Spending most of the evening thinking about ways to test OLE timeout code (and figuring out how to do it in .NET). The issue is simple: the server app isn't super-reliable when it handles bad data. So it will probably time out. The goal is to catch this situation, kill the server, record the error, and continue.
OOOH, there's some really bad news: "OleServerBusyRaiseError: No equivalent. These properties relate to OLE automation, which is not supported by Visual Basic 2005."
Bookmarking progress a few days later
So, I've read over the Sams material, and it looks better.
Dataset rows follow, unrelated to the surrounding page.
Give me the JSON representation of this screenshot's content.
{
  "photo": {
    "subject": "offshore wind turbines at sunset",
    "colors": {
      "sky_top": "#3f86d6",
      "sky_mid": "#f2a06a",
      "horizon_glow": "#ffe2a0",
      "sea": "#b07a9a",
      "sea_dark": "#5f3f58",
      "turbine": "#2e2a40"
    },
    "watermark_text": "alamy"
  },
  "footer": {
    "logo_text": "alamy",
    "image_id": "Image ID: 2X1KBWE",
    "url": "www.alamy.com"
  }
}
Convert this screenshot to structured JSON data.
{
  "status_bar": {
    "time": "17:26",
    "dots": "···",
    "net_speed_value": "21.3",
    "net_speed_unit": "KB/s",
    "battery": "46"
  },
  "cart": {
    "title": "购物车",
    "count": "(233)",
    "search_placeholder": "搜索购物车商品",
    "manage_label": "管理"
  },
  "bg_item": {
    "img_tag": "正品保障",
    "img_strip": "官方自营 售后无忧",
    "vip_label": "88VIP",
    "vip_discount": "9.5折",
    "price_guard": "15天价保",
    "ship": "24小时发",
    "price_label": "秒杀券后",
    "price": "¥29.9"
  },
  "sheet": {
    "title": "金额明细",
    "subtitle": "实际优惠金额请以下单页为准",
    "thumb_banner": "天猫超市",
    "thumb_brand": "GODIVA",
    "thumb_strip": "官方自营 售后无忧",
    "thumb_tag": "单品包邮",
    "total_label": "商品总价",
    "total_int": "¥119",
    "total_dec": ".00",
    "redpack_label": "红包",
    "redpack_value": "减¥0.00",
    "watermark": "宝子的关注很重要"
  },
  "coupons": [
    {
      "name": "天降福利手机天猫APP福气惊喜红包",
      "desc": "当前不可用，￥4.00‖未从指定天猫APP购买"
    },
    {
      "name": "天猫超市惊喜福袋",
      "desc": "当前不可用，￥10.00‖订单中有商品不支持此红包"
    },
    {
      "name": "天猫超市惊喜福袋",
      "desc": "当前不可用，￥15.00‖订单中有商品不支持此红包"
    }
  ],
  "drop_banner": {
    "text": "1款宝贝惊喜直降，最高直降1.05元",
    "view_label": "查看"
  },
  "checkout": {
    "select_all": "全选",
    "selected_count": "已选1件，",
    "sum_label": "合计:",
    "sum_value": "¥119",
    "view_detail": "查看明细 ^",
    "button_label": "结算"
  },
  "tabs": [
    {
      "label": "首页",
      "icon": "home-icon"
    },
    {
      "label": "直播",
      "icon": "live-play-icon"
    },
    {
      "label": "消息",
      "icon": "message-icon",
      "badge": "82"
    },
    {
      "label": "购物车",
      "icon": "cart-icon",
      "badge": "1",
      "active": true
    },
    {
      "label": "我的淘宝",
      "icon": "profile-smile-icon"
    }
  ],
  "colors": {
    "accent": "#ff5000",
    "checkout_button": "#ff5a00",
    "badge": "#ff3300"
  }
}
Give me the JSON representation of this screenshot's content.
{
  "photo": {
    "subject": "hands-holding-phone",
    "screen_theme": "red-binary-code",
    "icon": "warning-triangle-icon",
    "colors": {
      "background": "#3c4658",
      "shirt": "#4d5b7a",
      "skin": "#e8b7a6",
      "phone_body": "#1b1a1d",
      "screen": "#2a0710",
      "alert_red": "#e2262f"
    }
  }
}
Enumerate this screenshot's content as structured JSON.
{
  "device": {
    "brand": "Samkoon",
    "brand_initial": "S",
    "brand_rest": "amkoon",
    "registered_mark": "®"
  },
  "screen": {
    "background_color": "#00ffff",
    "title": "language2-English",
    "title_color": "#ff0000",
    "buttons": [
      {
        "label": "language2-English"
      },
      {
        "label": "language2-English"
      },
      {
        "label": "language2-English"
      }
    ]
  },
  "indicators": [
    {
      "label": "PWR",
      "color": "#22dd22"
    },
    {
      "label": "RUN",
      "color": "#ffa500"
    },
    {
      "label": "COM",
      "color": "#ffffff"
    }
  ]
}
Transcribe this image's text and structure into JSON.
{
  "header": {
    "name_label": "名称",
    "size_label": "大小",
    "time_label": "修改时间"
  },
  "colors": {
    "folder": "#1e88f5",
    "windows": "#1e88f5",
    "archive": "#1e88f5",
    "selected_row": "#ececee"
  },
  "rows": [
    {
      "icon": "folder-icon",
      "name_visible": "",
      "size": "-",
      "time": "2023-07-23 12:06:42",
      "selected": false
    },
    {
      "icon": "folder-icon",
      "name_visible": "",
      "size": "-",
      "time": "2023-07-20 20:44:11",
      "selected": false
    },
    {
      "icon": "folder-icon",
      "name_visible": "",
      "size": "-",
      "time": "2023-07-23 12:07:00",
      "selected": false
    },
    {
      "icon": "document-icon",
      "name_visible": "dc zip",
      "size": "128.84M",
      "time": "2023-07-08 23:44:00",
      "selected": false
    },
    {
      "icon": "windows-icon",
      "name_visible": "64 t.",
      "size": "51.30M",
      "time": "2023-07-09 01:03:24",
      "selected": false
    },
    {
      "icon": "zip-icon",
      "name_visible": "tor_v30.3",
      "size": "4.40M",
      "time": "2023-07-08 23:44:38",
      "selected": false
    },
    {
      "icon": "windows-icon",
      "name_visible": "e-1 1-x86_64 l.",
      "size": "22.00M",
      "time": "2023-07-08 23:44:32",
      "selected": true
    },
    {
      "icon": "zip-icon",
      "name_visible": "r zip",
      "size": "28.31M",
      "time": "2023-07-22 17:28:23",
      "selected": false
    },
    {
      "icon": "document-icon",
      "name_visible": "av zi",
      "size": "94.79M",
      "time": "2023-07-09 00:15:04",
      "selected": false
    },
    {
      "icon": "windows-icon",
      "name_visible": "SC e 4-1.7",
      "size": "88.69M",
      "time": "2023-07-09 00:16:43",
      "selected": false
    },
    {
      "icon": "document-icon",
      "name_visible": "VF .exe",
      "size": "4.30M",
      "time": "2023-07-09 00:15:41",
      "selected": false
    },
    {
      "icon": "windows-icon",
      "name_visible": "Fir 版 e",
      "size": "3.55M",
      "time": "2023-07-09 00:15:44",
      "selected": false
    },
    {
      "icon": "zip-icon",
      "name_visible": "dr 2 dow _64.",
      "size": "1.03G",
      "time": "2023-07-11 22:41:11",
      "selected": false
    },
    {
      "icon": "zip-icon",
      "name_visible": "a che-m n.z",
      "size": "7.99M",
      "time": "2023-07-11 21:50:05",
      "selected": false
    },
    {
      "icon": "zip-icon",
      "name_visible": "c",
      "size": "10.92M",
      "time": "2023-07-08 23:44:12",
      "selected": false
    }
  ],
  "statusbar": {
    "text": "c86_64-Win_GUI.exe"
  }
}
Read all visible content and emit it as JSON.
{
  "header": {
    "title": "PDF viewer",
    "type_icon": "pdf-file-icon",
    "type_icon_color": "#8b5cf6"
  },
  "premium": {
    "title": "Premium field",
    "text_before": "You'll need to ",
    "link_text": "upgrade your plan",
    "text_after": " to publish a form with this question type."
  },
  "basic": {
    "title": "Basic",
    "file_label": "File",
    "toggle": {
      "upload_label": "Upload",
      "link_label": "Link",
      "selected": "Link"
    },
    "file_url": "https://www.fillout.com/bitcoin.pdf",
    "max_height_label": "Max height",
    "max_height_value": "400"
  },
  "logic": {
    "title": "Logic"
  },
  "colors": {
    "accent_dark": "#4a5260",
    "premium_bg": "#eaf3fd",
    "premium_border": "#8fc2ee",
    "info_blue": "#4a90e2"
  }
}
It explains that in this .NET system, you can't do OLE (or ActiveX, or COM) directly. (The relationship between those technologies is reviewed in OLE/ActiveX Scripting Notes.) What .NET does is create assemblies that allow you to interface with a COM instance running outside of .NET's CLR. (For an explanation of that sentence, see Some COM and .NET Notes.)
Your code runs inside the CLR, and the COM instance runs in the regular Win32 environment. Method calls made onto the interface get translated into method calls on the COM instance. Values returned from the COM instance are translated into .NET values, and returned through the interface. This interface is called an interface assembly, and it's automatically generated by Visual Studio (or command line tools).
Incidentally, the interface happens down at the COM level, and is called "COM Interop". So the integration is relatively low-level. OLE and ActiveX features are emulated within .NET, layered on top of the COM interop. The following image, taken from the ESRI doc above, diagrams it:
OLE timeouts are implemented by translating the OLE return values into .NET exceptions. The Sams book has more details. The System.Runtime.InteropServices assembly handles this stuff.
Overall, the setup to use COM objects is extra work, but the code written to handle COM objects is simpler in .NET. Learning about all this is also more work.
What I learned is that .NET really is a "completely new thing" as people were saying (and I was ignoring). It's practically a new OS for Microsoft, architected, pretty much, the way Java is, except with a lot of hooks back into the Win32 environment.